AKP iktidarı boyunca doğum yapan kız çocuğu sayısı 2 milyon. Sadece son 10 yılda reşit olmamasına rağmen mahkemeye başvurarak evlendirilen kız çocuğu sayısı 130 bin. İşte biz bugün bu nedenle buradayız. Bu ülkede yaşayan kız çocukları için, onlardan çalmak istediğiniz hayatları için buradayız. Çünkü bizde bitmedi! İsyan da mücadele azmi de bitmedi bitemez!

Çünkü biz kadınlar susarsak Hiranur Vakfı gibi, Ensar Vakfı gibi devlet destekli yapılarda çocuklar tecavüze uğrarken herkes susacak! Çünkü biz susarsak günde 3 kadın erkeklere tarafından öldürülecek! O yüzden susmadık, susmayacağız!”

ÇAĞRI METNİ

İktidarın gerici politikalarına karşı sokağa çıkan TİP'li Kadınlar, tüm kadınlara da çağrıda bulunmuştu.

TİP'li Kadınlar'ın çağrı metninde şu ifadeler yer almıştı:

"20 yıldır AKP/Saray Rejimi’nin emek, laiklik ve kadın düşmanı politikaları bizzat Cumhurbaşkanı başta olmak üzere devletin tüm birimleri tarafından körükleniyor. Özellikle seçim dönemi şeriat istiyoruz diyen bir grup tarafından desteklenen Erdoğan, kadınlar ve LGBTİ+’ları ‘kutsal aile’ adı altında hedef gösteriyor.

Kadınların ve kız çocuklarının yaşama, barınma, eğitim gibi temel haklarına göz dikenler, farklı biçimlerde istismarını örtülü ya da açık şekilde destekleyenler, kadınları yoksullukla terbiye etmeyen çalışanlar, 8 Mart'larda önümüze dikilip işkence ile bizleri durdurmaya çalışanlar, katillerin doğrudan destekleyicisi olduğu gibi bizzat faillerin de kendisidir. Çocuk istismarının her geçen gün artması, istismar faillerinin ‘bana bir şey olmaz’ diyerek, sahip oldukları cesaret iktidarın eseridir.

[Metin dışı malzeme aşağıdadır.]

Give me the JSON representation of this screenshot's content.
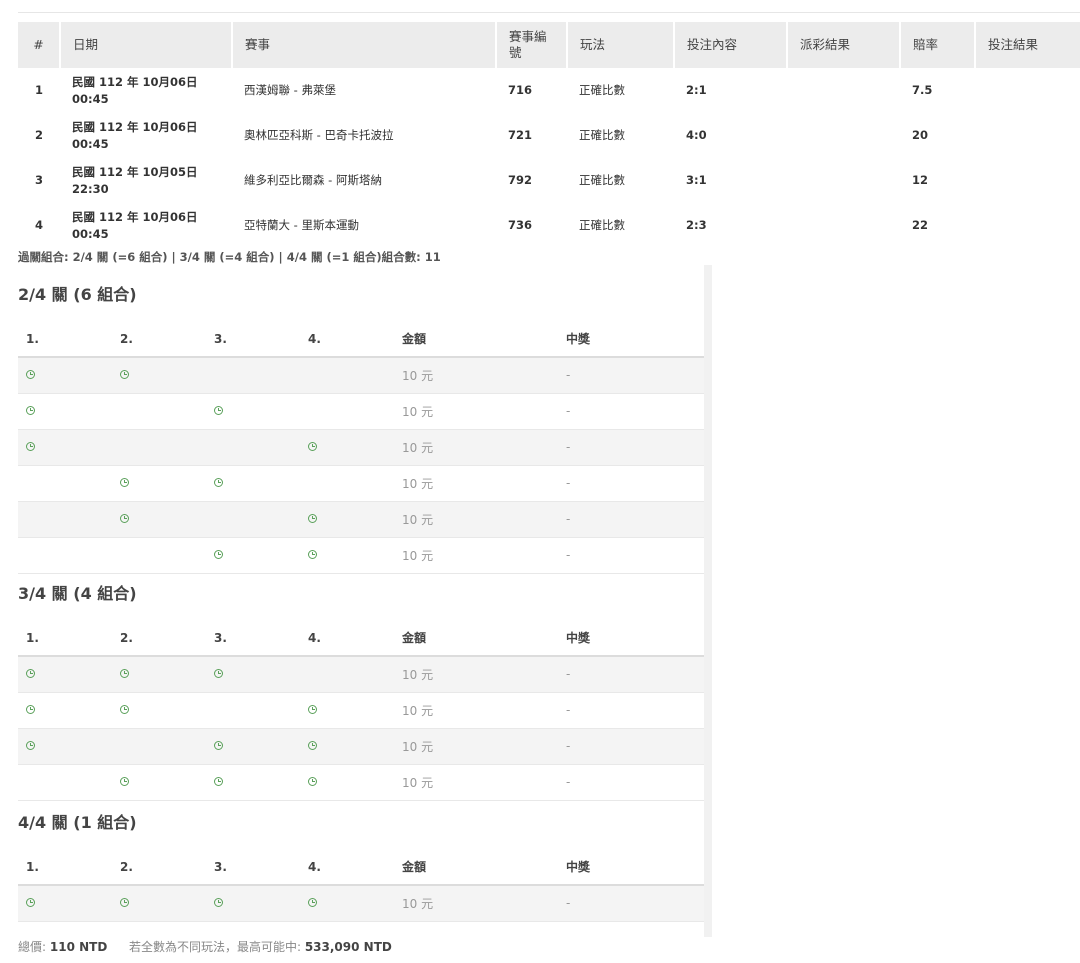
{
  "main_table": {
    "headers": [
      "#",
      "日期",
      "賽事",
      "賽事編號",
      "玩法",
      "投注內容",
      "派彩結果",
      "賠率",
      "投注結果"
    ],
    "rows": [
      {
        "num": "1",
        "date": "民國 112 年 10月06日",
        "time": "00:45",
        "event": "西漢姆聯 - 弗萊堡",
        "code": "716",
        "play": "正確比數",
        "content": "2:1",
        "payout": "",
        "odds": "7.5",
        "result": ""
      },
      {
        "num": "2",
        "date": "民國 112 年 10月06日",
        "time": "00:45",
        "event": "奧林匹亞科斯 - 巴奇卡托波拉",
        "code": "721",
        "play": "正確比數",
        "content": "4:0",
        "payout": "",
        "odds": "20",
        "result": ""
      },
      {
        "num": "3",
        "date": "民國 112 年 10月05日",
        "time": "22:30",
        "event": "維多利亞比爾森 - 阿斯塔納",
        "code": "792",
        "play": "正確比數",
        "content": "3:1",
        "payout": "",
        "odds": "12",
        "result": ""
      },
      {
        "num": "4",
        "date": "民國 112 年 10月06日",
        "time": "00:45",
        "event": "亞特蘭大 - 里斯本運動",
        "code": "736",
        "play": "正確比數",
        "content": "2:3",
        "payout": "",
        "odds": "22",
        "result": ""
      }
    ]
  },
  "summary": "過關組合: 2/4 關 (=6 組合) | 3/4 關 (=4 組合) | 4/4 關 (=1 組合)組合數: 11",
  "combo_headers": [
    "1.",
    "2.",
    "3.",
    "4.",
    "金額",
    "中獎"
  ],
  "sections": [
    {
      "title": "2/4 關 (6 組合)",
      "rows": [
        {
          "legs": [
            1,
            1,
            0,
            0
          ],
          "amount": "10 元",
          "win": "-"
        },
        {
          "legs": [
            1,
            0,
            1,
            0
          ],
          "amount": "10 元",
          "win": "-"
        },
        {
          "legs": [
            1,
            0,
            0,
            1
          ],
          "amount": "10 元",
          "win": "-"
        },
        {
          "legs": [
            0,
            1,
            1,
            0
          ],
          "amount": "10 元",
          "win": "-"
        },
        {
          "legs": [
            0,
            1,
            0,
            1
          ],
          "amount": "10 元",
          "win": "-"
        },
        {
          "legs": [
            0,
            0,
            1,
            1
          ],
          "amount": "10 元",
          "win": "-"
        }
      ]
    },
    {
      "title": "3/4 關 (4 組合)",
      "rows": [
        {
          "legs": [
            1,
            1,
            1,
            0
          ],
          "amount": "10 元",
          "win": "-"
        },
        {
          "legs": [
            1,
            1,
            0,
            1
          ],
          "amount": "10 元",
          "win": "-"
        },
        {
          "legs": [
            1,
            0,
            1,
            1
          ],
          "amount": "10 元",
          "win": "-"
        },
        {
          "legs": [
            0,
            1,
            1,
            1
          ],
          "amount": "10 元",
          "win": "-"
        }
      ]
    },
    {
      "title": "4/4 關 (1 組合)",
      "rows": [
        {
          "legs": [
            1,
            1,
            1,
            1
          ],
          "amount": "10 元",
          "win": "-"
        }
      ]
    }
  ],
  "footer": {
    "total_label": "總價:",
    "total_value": "110 NTD",
    "max_label": "若全數為不同玩法，最高可能中:",
    "max_value": "533,090 NTD"
  },
  "colors": {
    "clock_icon": "#5aa05a",
    "header_bg": "#ececec",
    "alt_row_bg": "#f4f4f4"
  }
}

Kadın sığınma evi açmayan, var olanları bir bir kapatan, kadınları aile içi şiddete mahkûm etmek isteyen, şiddete boyun eğmeyip gidilen karakollardan kadınları evlere gönderen yine bu iktidarın kendisidir. Kadınları eşit işe eşit ücreti bile bir talep olarak dile getirmek zorunda bırakan, kreşlerin yokluğunda kadınları iş hayatının dışına iten, çocukları sıbyan mekteplerine, dini eğitime mahkum eden tam da AKP/Saray Rejimi zihniyetidir.

Katillere verilen göstermelik cezaları, bize layık gördüğünüz şiddet dolu evleri kabul etmiyoruz. Sözde kutsal aile kurumunu ön plana çıkararak yaşadığımız şiddeti gölgelemenize, LGBTİ+'lara yönelik sistemli bir şekilde büyüttüğünüz nefret politikalarına itaat değil isyan ediyoruz! Özgürce yaşama, çalışma, barınma hakkımıza göz diken bu iktidarın politikalarına boyun eğmiyoruz!

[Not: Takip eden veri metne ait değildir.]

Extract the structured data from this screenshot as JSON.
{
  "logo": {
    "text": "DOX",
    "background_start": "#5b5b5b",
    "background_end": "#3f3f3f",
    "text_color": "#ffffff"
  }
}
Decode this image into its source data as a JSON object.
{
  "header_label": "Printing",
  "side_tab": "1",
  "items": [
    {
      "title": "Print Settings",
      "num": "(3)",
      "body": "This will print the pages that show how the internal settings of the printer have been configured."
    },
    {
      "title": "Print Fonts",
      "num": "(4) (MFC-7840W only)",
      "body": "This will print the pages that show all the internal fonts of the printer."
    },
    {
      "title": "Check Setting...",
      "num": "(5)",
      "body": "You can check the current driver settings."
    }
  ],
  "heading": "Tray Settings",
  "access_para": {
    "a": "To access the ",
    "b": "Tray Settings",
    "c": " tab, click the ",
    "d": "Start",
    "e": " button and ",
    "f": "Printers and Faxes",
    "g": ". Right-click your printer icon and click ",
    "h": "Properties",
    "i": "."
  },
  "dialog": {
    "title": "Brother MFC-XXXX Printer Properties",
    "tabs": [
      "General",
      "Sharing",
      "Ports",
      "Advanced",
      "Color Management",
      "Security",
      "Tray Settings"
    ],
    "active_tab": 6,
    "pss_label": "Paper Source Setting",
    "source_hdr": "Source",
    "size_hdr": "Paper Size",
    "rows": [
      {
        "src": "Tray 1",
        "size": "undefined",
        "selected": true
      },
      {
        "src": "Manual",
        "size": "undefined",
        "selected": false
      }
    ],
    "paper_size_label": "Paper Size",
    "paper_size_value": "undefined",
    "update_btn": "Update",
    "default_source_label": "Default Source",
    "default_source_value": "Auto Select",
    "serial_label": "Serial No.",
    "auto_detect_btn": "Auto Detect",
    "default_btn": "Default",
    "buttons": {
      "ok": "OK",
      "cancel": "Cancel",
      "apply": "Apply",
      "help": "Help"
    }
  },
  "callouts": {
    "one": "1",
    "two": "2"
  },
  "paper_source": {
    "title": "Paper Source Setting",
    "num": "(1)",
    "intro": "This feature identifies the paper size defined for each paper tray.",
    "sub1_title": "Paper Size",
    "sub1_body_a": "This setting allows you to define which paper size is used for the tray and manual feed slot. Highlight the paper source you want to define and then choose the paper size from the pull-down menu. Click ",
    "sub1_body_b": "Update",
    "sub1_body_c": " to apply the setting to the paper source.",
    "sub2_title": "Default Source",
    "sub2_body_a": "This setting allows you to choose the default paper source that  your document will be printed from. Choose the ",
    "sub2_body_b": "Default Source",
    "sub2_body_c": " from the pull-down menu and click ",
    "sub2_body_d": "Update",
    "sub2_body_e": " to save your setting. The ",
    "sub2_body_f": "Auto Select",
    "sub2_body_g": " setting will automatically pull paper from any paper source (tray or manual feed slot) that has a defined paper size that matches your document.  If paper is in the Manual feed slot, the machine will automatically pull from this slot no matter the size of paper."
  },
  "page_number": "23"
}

Doğrudan hukuki düzenlemelerle inşa edilen kadın düşmanlığının yanı sıra kadını ikincil gören, kendine ait bir hayatı ve ekonomik özgürlüğü olmasını kabul edemeyen, erkekten bağımsız bir kadın tahayyülü olmayan, kadının emeğini görmeyen bu zihniyet ve onun politikalarıyla mücadele etmekten asla vazgeçmeyeceğiz.

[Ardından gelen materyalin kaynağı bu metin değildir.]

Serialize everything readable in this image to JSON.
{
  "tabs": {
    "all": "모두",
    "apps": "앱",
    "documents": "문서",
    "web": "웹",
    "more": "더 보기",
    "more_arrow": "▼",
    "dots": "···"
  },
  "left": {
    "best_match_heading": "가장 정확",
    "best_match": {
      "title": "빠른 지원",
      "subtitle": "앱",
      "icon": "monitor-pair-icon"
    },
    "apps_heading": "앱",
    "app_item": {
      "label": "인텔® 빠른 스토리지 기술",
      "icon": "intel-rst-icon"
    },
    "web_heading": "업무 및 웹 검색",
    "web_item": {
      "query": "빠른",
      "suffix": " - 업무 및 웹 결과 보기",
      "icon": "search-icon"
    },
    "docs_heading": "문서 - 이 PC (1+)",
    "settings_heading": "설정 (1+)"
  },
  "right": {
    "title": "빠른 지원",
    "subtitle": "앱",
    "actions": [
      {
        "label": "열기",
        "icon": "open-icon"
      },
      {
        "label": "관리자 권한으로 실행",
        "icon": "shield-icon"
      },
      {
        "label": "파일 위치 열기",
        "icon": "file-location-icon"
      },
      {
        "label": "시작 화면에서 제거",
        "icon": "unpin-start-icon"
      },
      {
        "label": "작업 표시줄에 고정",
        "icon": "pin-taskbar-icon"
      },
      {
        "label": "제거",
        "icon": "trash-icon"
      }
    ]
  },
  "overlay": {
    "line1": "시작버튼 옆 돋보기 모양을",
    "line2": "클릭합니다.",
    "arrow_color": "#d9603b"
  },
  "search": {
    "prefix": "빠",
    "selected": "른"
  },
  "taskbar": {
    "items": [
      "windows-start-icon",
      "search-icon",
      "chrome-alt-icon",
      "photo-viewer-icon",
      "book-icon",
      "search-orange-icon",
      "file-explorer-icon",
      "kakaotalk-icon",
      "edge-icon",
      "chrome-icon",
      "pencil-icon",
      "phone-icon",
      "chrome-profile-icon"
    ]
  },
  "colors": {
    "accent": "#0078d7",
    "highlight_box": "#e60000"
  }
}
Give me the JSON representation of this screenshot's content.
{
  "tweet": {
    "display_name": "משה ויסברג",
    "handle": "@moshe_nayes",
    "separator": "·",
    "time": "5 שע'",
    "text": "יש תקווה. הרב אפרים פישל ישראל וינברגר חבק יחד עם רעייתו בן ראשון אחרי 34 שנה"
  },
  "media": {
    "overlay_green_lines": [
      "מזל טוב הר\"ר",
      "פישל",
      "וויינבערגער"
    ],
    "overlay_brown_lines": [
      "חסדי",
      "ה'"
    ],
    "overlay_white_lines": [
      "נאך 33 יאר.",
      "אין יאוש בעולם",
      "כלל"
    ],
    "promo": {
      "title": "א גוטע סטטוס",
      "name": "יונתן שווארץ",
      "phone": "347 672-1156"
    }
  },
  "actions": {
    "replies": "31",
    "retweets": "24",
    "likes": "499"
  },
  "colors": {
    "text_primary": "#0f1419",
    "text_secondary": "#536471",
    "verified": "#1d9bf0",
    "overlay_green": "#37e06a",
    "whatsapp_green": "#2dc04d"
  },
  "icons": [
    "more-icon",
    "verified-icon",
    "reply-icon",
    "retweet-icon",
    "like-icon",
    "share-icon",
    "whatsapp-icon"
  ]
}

Katledilmesine izin verdiğiniz, koruma sağlamadığınız, katillerini ödüllendirdiğiniz her bir kadının isyanıyla Kadıköy’de olacağız. Yaşamlarımız için mücadele etmeye, sokak sokak örgütlenmeye ve İstanbul Sözleşmesi yeniden yürürlüğe girene kadar her yerden ses çıkarmaya devam edeceğiz."